Representatives of Afghan candidates check vote results in front of a polling station in Kabul on September 19.

Representatives of Afghan candidates check vote results in front of a polling station in Kabul on September 19.

Afghanistan's election body says it has nullified 1.3 million votes -- or nearly one-quarter of the ballots cast -- in last month's parliamentary election due to fraud or other irregularities.

The announcement was made by Fazil Ahmad Manawi, head of the Independent Election Commission (IEC), at a press conference in Kabul.

"The total number of valid counted votes is 4,265,347. This is a great success for Afghanistan considering the current situation," Manawi said. "Unfortunately, we have disqualified about 1,300,000 votes."

Manawi also hailed the turnout for the September 18 vote, put at around 40 percent. "Today, we are fortunate to be able to witness the great turnout of Afghans in these elections," he said. "We had very high turnout and we are proud of this, despite having to disqualify some of the votes."

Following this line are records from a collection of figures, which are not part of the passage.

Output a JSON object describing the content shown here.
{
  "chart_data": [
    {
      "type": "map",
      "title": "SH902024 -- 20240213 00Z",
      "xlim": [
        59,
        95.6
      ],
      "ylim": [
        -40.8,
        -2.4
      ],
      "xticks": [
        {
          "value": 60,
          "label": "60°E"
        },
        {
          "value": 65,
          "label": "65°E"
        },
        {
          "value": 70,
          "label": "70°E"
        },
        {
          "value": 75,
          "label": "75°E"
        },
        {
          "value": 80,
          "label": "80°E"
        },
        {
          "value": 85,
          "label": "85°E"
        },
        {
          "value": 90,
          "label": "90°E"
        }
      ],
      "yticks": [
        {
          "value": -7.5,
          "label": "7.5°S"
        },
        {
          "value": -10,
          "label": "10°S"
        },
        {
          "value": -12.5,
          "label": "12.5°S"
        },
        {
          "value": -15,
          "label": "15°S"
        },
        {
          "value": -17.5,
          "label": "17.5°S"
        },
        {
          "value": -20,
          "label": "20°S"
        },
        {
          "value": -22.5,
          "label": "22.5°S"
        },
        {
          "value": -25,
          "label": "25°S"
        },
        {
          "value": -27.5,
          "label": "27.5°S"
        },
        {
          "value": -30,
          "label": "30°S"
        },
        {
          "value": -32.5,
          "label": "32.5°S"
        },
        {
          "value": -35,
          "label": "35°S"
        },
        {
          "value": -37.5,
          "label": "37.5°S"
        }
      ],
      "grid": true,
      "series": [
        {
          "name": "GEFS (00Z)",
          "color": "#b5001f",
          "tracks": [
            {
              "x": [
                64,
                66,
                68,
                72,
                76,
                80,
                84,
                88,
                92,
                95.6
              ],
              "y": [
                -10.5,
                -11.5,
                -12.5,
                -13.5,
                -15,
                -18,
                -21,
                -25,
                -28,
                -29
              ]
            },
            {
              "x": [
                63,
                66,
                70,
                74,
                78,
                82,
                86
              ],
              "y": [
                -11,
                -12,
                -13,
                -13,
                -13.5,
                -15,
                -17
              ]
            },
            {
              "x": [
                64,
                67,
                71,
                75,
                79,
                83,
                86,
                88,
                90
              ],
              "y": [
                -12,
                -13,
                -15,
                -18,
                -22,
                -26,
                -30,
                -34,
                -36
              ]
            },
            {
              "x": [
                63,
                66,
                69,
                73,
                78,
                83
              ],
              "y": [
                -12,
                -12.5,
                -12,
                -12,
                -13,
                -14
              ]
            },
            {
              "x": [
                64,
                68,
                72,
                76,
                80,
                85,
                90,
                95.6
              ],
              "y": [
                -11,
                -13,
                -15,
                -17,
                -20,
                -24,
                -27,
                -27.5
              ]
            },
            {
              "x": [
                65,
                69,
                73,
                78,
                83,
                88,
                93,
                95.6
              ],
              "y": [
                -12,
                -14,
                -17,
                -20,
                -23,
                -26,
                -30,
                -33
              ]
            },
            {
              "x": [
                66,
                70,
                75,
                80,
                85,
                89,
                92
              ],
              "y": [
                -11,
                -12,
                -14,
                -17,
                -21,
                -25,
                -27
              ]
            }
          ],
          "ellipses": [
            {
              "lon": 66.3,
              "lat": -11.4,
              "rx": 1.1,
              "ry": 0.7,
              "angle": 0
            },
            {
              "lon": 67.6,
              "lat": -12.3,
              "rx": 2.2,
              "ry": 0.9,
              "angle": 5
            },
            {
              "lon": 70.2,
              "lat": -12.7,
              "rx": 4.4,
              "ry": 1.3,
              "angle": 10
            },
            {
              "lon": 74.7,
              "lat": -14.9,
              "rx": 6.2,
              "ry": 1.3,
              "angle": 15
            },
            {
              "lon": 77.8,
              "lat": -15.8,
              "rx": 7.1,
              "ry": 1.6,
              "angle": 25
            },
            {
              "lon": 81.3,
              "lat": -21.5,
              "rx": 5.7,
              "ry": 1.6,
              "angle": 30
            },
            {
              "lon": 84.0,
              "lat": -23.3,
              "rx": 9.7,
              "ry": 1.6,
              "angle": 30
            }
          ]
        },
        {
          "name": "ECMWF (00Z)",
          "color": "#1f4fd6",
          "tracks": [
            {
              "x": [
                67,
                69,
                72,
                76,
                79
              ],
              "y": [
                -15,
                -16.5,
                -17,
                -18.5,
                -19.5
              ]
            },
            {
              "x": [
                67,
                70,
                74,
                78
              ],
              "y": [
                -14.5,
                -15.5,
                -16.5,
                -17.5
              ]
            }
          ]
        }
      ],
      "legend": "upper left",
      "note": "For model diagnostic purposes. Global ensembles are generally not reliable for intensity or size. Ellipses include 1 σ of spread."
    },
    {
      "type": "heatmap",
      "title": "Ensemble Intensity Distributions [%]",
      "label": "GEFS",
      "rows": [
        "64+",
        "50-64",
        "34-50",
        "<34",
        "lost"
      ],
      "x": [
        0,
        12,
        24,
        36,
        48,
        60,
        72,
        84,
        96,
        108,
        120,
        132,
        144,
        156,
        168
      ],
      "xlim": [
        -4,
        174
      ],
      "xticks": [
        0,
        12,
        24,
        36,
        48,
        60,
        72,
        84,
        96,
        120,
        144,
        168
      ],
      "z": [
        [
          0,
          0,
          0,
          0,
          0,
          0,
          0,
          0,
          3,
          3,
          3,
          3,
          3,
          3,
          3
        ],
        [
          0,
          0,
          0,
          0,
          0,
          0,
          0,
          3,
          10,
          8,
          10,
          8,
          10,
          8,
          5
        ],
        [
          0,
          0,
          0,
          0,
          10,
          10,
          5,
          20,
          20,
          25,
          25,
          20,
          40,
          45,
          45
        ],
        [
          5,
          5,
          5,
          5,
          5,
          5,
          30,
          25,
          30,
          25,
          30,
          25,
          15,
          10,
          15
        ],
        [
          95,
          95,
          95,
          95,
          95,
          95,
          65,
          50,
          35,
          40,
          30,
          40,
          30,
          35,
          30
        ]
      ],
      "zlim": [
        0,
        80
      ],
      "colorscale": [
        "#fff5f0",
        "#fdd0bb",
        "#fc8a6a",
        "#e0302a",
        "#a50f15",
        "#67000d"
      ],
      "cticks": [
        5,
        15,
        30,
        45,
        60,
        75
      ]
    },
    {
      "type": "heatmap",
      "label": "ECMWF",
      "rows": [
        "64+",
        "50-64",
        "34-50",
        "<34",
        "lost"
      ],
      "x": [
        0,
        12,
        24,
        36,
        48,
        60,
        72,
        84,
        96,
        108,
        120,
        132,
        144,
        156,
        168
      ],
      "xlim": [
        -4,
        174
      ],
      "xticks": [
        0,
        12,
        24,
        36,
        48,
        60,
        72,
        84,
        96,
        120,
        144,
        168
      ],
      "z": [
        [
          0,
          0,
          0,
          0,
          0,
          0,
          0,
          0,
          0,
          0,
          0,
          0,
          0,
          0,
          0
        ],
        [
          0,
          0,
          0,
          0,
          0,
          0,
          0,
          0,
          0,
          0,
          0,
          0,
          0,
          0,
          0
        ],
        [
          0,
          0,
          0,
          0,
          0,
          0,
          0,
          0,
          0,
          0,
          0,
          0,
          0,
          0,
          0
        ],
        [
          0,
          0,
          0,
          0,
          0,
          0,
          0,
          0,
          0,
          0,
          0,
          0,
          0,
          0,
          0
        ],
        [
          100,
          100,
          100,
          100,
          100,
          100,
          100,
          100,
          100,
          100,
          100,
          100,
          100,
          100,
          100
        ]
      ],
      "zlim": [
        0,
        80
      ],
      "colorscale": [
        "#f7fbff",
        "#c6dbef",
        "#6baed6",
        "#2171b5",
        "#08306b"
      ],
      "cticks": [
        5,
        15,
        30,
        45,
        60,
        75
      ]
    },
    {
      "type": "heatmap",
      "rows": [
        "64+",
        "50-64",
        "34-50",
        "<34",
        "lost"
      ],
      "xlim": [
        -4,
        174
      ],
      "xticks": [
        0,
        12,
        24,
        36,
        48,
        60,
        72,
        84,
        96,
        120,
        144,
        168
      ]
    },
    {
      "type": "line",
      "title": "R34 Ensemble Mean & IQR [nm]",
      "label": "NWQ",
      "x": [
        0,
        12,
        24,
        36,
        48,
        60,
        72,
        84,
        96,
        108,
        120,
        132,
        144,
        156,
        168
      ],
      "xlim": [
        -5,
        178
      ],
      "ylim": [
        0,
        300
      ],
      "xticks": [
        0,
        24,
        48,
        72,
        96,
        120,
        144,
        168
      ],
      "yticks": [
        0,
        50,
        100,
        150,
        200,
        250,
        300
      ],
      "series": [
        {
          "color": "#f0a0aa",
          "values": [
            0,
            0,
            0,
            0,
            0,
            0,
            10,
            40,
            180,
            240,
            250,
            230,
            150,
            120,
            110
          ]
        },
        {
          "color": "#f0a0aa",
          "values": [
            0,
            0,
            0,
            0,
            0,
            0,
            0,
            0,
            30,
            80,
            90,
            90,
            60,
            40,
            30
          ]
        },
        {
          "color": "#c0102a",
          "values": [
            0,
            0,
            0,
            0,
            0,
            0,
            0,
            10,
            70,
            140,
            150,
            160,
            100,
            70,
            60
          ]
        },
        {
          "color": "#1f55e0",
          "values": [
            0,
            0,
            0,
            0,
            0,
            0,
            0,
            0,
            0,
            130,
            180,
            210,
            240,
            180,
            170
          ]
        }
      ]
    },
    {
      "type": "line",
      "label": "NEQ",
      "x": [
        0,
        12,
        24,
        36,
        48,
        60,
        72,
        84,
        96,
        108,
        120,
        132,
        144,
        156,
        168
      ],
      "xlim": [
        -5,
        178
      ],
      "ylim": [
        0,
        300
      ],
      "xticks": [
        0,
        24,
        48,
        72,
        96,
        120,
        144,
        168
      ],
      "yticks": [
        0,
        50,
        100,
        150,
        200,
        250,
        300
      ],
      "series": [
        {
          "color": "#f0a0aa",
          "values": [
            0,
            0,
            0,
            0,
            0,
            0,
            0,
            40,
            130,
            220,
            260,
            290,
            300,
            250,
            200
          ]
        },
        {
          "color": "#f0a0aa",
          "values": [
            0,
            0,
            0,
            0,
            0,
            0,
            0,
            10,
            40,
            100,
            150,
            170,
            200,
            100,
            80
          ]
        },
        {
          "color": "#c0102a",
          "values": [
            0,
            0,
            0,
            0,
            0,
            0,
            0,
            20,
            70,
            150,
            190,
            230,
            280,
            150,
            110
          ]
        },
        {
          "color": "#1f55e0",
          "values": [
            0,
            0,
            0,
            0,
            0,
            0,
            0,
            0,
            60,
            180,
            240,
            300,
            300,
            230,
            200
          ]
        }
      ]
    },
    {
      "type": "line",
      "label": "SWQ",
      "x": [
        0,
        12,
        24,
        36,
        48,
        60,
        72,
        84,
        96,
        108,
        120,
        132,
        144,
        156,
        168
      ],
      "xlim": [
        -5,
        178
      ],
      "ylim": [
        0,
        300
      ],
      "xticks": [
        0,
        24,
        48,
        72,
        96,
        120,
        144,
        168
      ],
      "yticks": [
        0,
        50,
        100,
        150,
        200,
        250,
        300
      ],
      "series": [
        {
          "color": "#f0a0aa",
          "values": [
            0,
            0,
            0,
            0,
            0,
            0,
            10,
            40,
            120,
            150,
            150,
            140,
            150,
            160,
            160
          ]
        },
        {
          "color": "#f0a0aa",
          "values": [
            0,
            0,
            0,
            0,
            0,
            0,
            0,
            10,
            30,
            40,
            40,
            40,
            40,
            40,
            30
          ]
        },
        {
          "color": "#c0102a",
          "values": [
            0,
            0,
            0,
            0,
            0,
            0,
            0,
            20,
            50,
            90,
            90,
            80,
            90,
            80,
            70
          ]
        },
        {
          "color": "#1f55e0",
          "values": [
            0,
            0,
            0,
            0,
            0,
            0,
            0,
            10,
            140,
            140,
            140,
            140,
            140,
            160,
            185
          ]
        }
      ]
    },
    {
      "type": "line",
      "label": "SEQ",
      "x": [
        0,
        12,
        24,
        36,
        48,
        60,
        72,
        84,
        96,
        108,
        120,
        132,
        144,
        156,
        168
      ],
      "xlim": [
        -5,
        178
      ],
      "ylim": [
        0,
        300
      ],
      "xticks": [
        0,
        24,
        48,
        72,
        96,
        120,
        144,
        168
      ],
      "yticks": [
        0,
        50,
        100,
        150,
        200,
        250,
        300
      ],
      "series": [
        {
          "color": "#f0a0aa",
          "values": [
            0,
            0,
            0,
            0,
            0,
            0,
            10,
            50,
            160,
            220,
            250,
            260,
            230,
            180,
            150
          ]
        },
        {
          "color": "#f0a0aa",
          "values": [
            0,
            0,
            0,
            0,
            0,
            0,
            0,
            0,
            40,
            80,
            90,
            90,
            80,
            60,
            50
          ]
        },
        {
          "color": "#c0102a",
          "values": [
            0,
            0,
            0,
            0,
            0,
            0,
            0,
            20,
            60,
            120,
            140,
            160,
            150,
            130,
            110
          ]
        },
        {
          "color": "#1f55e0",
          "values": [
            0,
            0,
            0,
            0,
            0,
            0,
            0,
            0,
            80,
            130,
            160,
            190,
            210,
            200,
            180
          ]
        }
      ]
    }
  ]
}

The IEC also said the commission had also identified 224 candidates, around one-10th of the total, as "suspicious" over allegations of possible fraud.

Preliminary results were meant to be announced earlier this month but were postponed twice to allow more time for verification.

The commission said earlier this week that ballots from around 10 percent of the country's polling centers had been thrown out because of fraud.

The Electoral Complaints Commission still needs to rule on thousands of complaints lodged by observers, candidates, and voters, meaning it may be weeks before final results are released.

Election officials have hailed as a success the fact they were able to catch more than 1 million fraudulent ballots. But the large number of voided ballots indicates cheating was widespread, and is likely to raise questions over the validity of the outcome.

One observer expressing concern is Wadir Safi, professor of law and political science at Kabul University. Speaking to RFE/RL's Radio Free Afghanistan, Safi cast doubt on whether the commission had uncovered the full extent of the irregularities.

"Those who are entering parliament by fraud would not have the required mandate," he says. "They would pay no attention to the people's services because they are coming in by using money or bullying or coming to the parliament when they don't have the required backing of the people."

In the country's second post-Taliban parliamentary election, more than 2,500 candidates stood for 249 seats in the lower house of parliament, the Wolesi Jirga, amid voter intimidation with Taliban militants warning voters not to take part.

The credibility of the election is expected to weigh on U.S. President Barack Obama's review of Washington's Afghanistan war strategy in December.

The latest election followed last year's presidential vote which was marred by widespread fraud and the invalidation of a similar proportion of the votes.